Use contact engagement to answer important questions, such as:

  • Which leads should our LDR team apply the most effort to?
  • What should the volume and cadence be for reaching out to a given prospect?
  • When should call attempts be made for a given prospect?

Prospect Sourcing

Inbound marketing rarely attracts and converts all the quality buyers a B2B organization needs to fill its pipeline. To address the shortage, prospect sourcing examines historical sales results combined with a broad array of third-party behavioral (e.g. buying research, intent), firmagraphic and demographic data to develop a lookalike model – against which potential prospects can be matched and prioritized for acquisition. When models include buyer intent data, marketers can source prospects that are a good fit, along with those who are likely to be in-market for a solution right now.

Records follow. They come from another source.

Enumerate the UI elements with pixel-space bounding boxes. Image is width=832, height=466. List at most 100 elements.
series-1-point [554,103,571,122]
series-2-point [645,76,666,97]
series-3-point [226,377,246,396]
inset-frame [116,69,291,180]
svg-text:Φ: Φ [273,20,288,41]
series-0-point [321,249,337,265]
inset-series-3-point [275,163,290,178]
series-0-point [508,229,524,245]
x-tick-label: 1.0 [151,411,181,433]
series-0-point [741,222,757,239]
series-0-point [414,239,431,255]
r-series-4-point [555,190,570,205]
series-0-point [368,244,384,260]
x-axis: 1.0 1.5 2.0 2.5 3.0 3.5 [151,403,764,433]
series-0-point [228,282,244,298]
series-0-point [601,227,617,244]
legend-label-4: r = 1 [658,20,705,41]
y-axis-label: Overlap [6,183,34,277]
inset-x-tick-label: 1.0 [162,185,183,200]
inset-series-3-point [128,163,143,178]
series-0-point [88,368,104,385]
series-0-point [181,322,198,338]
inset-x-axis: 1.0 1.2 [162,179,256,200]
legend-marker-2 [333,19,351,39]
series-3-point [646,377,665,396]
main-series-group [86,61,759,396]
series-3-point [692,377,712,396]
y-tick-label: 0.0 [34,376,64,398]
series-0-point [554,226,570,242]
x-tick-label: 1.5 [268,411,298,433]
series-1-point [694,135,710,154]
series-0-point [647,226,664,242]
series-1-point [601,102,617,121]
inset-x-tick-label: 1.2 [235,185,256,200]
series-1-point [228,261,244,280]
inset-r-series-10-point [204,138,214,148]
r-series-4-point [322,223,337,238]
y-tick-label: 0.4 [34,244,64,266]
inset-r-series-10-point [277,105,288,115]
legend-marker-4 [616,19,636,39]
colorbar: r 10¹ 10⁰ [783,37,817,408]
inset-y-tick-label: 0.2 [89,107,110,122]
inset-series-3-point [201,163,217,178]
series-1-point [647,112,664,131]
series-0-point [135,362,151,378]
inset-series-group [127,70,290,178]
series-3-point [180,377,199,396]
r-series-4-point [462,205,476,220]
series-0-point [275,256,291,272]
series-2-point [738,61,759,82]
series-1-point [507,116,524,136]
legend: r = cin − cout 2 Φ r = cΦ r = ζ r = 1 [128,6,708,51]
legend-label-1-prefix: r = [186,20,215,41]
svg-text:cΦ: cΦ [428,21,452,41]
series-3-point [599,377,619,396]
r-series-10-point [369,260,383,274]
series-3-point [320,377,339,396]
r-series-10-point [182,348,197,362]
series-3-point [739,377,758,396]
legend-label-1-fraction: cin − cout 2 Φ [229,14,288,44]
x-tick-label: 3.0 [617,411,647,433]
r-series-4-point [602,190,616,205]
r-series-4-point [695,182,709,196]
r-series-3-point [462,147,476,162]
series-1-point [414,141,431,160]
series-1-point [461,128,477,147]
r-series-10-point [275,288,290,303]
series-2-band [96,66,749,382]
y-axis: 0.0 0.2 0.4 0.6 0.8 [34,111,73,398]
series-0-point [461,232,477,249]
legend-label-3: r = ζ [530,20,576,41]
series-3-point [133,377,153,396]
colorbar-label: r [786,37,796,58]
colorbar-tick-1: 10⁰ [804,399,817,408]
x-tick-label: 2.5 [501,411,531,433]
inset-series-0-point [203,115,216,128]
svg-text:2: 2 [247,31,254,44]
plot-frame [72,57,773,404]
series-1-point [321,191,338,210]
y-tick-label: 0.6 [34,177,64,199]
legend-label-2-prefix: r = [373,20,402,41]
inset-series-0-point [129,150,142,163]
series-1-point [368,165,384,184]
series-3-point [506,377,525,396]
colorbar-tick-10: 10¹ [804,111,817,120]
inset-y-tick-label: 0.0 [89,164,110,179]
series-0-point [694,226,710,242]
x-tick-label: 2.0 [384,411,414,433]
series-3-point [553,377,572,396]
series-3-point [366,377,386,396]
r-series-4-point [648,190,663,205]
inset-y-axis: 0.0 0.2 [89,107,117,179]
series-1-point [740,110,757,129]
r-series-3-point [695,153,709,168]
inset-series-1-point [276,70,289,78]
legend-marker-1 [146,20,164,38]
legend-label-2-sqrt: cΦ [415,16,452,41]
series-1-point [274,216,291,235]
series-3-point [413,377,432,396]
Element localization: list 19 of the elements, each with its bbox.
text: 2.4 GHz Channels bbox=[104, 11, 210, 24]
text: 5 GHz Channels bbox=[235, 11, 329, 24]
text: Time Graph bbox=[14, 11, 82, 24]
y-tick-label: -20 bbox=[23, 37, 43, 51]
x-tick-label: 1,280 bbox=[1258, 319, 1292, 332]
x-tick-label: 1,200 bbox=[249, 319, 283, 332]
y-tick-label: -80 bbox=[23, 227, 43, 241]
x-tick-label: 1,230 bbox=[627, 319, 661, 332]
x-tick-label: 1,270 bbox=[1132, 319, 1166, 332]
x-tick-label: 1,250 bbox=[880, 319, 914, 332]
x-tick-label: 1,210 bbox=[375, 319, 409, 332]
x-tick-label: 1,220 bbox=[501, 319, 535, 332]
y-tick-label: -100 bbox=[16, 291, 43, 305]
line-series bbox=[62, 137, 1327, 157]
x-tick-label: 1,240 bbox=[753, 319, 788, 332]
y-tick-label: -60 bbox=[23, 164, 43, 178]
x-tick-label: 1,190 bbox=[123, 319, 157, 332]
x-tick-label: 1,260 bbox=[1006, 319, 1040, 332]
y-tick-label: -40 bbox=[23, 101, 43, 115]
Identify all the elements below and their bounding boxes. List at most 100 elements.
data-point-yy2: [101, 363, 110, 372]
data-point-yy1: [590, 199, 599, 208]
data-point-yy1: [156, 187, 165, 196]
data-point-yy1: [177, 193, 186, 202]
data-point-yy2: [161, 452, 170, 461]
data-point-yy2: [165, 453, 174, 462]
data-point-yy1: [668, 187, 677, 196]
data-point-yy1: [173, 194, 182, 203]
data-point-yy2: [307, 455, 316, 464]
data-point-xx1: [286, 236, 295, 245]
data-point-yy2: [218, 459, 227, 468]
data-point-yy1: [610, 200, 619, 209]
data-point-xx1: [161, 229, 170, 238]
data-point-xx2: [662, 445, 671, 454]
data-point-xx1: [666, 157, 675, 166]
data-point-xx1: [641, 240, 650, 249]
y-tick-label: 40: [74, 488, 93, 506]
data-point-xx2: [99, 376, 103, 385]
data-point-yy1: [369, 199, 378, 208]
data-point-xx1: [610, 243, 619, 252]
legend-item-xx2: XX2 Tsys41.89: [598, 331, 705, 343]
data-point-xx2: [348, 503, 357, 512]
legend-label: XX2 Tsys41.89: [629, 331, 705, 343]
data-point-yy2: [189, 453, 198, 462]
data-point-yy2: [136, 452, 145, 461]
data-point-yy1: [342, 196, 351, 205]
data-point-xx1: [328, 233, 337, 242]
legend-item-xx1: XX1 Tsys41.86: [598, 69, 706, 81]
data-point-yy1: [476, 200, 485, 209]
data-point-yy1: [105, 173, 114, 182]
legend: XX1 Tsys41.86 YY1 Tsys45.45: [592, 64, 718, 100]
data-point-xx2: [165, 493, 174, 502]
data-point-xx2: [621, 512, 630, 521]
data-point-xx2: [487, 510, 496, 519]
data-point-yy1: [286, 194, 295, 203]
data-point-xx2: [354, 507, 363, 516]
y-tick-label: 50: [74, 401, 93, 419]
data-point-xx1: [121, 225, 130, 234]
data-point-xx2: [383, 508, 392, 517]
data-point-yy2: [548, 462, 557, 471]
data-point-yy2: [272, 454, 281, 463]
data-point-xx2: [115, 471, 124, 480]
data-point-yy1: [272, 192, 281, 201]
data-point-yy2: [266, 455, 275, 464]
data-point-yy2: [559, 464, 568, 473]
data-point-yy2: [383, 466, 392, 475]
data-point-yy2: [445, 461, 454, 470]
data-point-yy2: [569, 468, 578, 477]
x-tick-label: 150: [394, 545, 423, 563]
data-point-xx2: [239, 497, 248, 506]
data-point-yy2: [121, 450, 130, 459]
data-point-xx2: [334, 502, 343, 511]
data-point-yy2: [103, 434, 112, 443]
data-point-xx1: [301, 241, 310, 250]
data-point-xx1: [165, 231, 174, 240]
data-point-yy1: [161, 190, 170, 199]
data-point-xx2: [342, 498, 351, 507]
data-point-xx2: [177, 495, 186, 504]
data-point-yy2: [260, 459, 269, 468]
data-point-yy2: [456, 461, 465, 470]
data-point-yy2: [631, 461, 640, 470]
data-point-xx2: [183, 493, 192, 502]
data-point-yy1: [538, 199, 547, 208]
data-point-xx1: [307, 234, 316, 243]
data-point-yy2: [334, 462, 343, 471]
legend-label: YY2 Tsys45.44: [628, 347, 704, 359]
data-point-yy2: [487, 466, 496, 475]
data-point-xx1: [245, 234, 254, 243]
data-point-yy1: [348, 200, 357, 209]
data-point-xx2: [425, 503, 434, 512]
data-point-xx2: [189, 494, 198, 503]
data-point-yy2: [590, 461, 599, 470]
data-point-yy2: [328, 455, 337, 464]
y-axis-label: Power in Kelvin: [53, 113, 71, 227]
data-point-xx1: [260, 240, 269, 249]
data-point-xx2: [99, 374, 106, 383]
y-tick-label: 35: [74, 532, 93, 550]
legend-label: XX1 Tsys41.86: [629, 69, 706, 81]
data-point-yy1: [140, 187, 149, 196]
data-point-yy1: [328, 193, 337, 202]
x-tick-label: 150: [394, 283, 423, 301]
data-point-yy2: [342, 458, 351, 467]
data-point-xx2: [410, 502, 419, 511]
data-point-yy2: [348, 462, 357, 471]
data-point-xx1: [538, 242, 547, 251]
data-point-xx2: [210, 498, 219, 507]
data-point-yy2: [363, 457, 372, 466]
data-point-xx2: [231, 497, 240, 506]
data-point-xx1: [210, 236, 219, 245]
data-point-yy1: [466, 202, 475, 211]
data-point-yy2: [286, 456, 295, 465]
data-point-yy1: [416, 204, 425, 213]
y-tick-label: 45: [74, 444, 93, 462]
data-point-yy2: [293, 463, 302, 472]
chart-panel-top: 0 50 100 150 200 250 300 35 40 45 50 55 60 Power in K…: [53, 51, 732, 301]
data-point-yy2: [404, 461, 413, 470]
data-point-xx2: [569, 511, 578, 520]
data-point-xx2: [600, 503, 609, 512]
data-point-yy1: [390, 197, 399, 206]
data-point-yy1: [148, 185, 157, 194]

Use prospect sourcing to answer important questions, such as:

  • Are we able to identify all viable accounts and contacts?
  • Which accounts that are not in my current marketing or sales databases should we be calling on?
  • Which non-responder accounts are likely to be in-market for solutions like ours?

Opportunity Scoring

A pervasive problem in B2B organizations is lack of confidence in sales forecasts, which is typically caused by reliance on unscientific means to determine what deals will close within a given timeframe. Sales managers tend to apply “probabilities” based on the perceptions of their reps, which are often mistaken. Opportunity scoring, on the other hand, uses historical performance and statistical methods to determine how likely a prospect is to buy, when an opportunity is likely to close, and how much that prospect is likely to spend. Opportunity scoring should supplement existing forecasting processes and be used to help sales reps and managers to assess deals more realistically.

Use opportunity scoring to answer important questions, such as:

  • How can we forecast accurately?
  • How can we ensure that only teleprospecting qualified leads that are likely to convert are passed to sales?
  • When are deals actually likely to close?
  • How can we get a more accurate estimate of how likely a given deal is to close?

Customer Scoring

All subscription-based businesses are trying to improve retention, cross-sell and upsell. With customer scoring, models are built to identify existing customers that are attrition risks (retention), which are good candidates for other products and services (cross-sell), and which should be upgraded to a higher-value solution (upsell). When implemented, customer scoring provides visibility into the true health of the install-base and enables the creation of account-specific outbound sales and marketing programs.

Use customer scoring to answer important questions, such as:

  • How can we accurately predict attrition, cross-sell and upsell in the install base?
  • How can we identify at-risk accounts ahead of time?
  • How do we identify the accounts that we should sell more to?
  • How can we segment our install-base by expected outcome in order to deliver more powerful and relevant outbound customer marketing and sales programs?